The strategy is to calculate the mean for each interval for all days, and replace the NA with such mean for that particular interval.
# clone original data frame activity and store it in 'impute' variable
imputed <- activity
# create new column 'mean' obtained from ts dataframe created in chunk code from previous question
imputed <- inner_join(x = imputed, y = ts, by = c('interval'='interval'))
# assign meansteps value to NA values in 'steps' column
imputed$steps <- ifelse(is.na(imputed$steps), imputed$meansteps, imputed$steps)
# verify there are no NAs left
sum(is.na(imputed$steps))
## [1] 0
# print head of 'imputed' to show there are no NAs left
head(imputed)
## steps date interval meansteps
## 1 1.717 2012-10-01 0 1.717
## 2 0.340 2012-10-01 5 0.340
## 3 0.132 2012-10-01 10 0.132
## 4 0.151 2012-10-01 15 0.151
## 5 0.075 2012-10-01 20 0.075
## 6 2.094 2012-10-01 25 2.094
The strategy was implemented using the data frame ‘ts’ from previous question, since it already has the means for each interval for all days. It is then just a matter of joining the copy of original data frame, the data frame with means for each interval, and replacing each NA in ‘steps’ for the mean in column ‘meansteps’.
# Summarize IMPUTED data
imputedsteps <- imputed %>% group_by(date) %>% summarise(totalsteps=sum(steps, na.rm = T))
# Median and mean of IMPUTED data
meanimputedsteps <- mean(imputedsteps$totalsteps, na.rm = T)
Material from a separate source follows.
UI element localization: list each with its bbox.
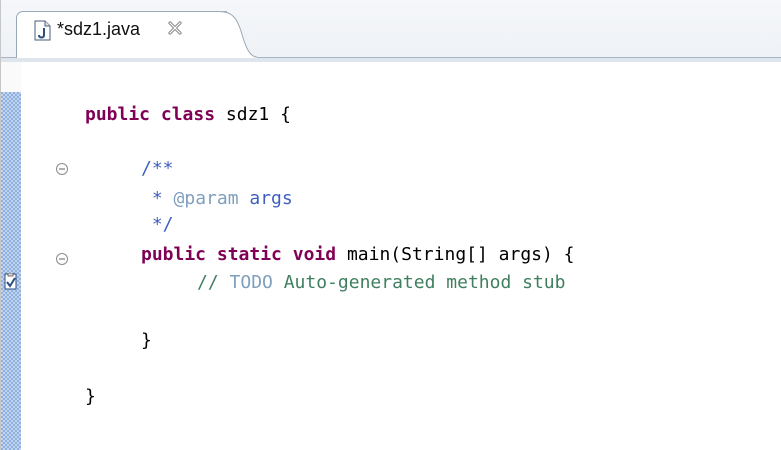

medianimputedsteps <- median(imputedsteps$totalsteps, na.rm = T)
# Build plot
hist2 <- ggplot(aes(x=totalsteps), data=imputedsteps) +
geom_histogram(fill='blue', col='black', binwidth=800, show_guide=TRUE) +
geom_vline(data=imputedsteps, aes(xintercept=meanimputedsteps), color='red') +
geom_vline(data=imputedsteps, aes(xintercept=medianimputedsteps), color='#009900') +
labs(x='Total steps measured each day (bin=800 steps)',
y='Number of days with X step count',
title='Frequency of total steps measured each day') +
annotate('text', label=paste('Mean=',round(meanimputedsteps,2)), x=meanimputedsteps - 7000, y=10, color='red') +
annotate('text', label=paste('Median=',round(medianimputedsteps,2)), x=medianimputedsteps + 7000, y=10, color='#009900')
# Plot
grid.arrange(hist1,hist2, ncol=2, main='Comparison of histograms for original data (left) and imputed data (right)')
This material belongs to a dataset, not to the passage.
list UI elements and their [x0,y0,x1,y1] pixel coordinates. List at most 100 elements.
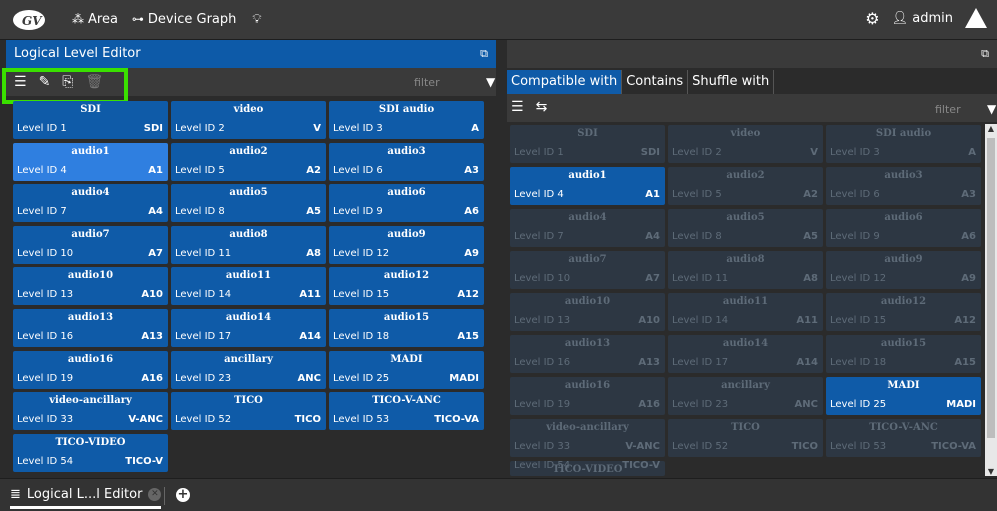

These are the interesting observations of both imputed and original data and their plots, given the imputing strategy devised:
# Add column weekday to original data, with weekday=0 and weekend=1
activity$weekday <- ifelse(wday(activity$date) %in% c(1,7), 0,1)
# group by interval and summarise with mean.
differences <- summarise(group_by(activity, weekday, interval), meansteps=mean(steps, na.rm=T))
head(filter(activity, weekday==0))
## steps date interval weekday
## 1 0 2012-10-06 0 0
## 2 0 2012-10-06 5 0
## 3 0 2012-10-06 10 0
## 4 0 2012-10-06 15 0
## 5 0 2012-10-06 20 0
## 6 0 2012-10-06 25 0
ggplot(differences, aes(x=interval, y=meansteps, group=weekday, color=factor(weekday))) +
geom_line() +
geom_smooth(method="lm", se=FALSE, lty=2, lwd=1) +
scale_color_discrete(name="Weekday",
labels=c("Weekend", "Weekday")) +
facet_wrap(~weekday, nrow=1, ncol=2)
This comparison was constructed by taking the mean steps for all weekdays and weekends grouped by interval of the original data (not the imputed one) and following the notion of weekday and weekend activity of a hypothetical human throughout the day.
From the regression lines in the chart it is clear that during weekdays human activity almost stays flat, and that on weekends it increases substantially, even though the maximum number of steps are still taken at around 8:30 during weekdays. This could be explained by sedentarism in the workplace during weekdays, and increased outdoor activity during weekends, but a deeper analysis and further data gathering (like consumption patterns and geographical data) should be done before jumping to this conclusion.
This concludes the small analysis for the 1st Peer-assessed course project for the ‘Reproducible Research’ MOOC.